In my view, the MySQL question actually has two answers. The prepared statement protocol defines a signed 2 byte short to describe the number of parameters that will be retrieved from the server. The client firstly calls COM_STMT_PREPARE, for which it receives a COM_STMT_PREPARE response if successful.
The documentation for the response states:
If num_params > 0 more packets will follow:
Parameter Definition Block
num_params * Protocol::ColumnDefinition
EOF_Packet
Given that num_params can only be a maximum of 2^16 (signed short), it would follow that this is the limit of parameters and as my company has a custom MySQL driver we chose to follow this rule when implementing it and an exception is thrown if the limit is exceeded.
However, COM_STMT_PREPARE does not actually return an error if you send more than this number of parameters.
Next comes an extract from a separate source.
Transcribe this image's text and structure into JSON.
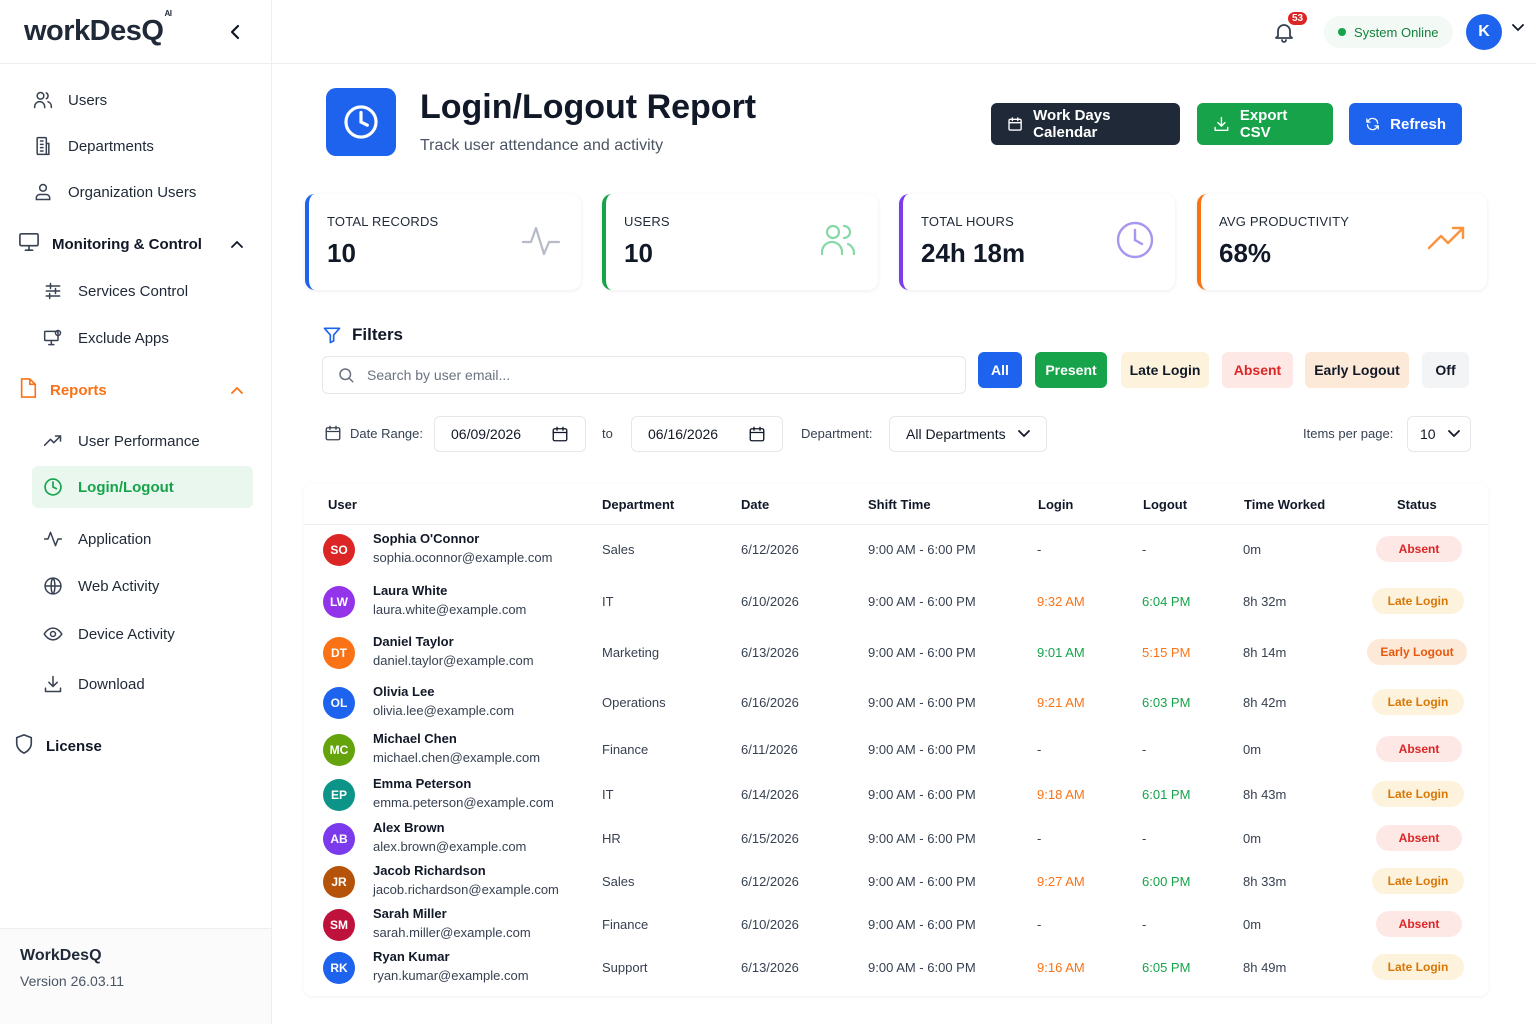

The value of num_params is actually just 2^16 and more parameters will follow afterwards. I'm not sure if this is a bug but the protocol documentation does not describe this behaviour.
So long as you have a way on your client-side to know the number of parameters (client_num_params if you will), you could implement your MySQL client in such a way that it expects to see client_num_params x Protocol::ColumnDefinition. You could also watch for EOF_Packet but that's only actually sent if CLIENT_DEPRECATE_EOF is not enabled.
It's also interesting to note that there's a reserved byte after num_params, indicating that the protocol designers probably wanted the option to make this a 24-bit number, allowing about 8.3 million parameters. This would also require an extra client capability flag.
To summarise:
The client/server protocol documentation seems to indicate that the maximum number of parameters could be 32768
The server doesn't seem to care if you send more but this doesn't appear to be documented and it might not be supported in future releases. I very much doubt this would happen though as this would break multiple drivers including Oracle's own ADO.NET Connector.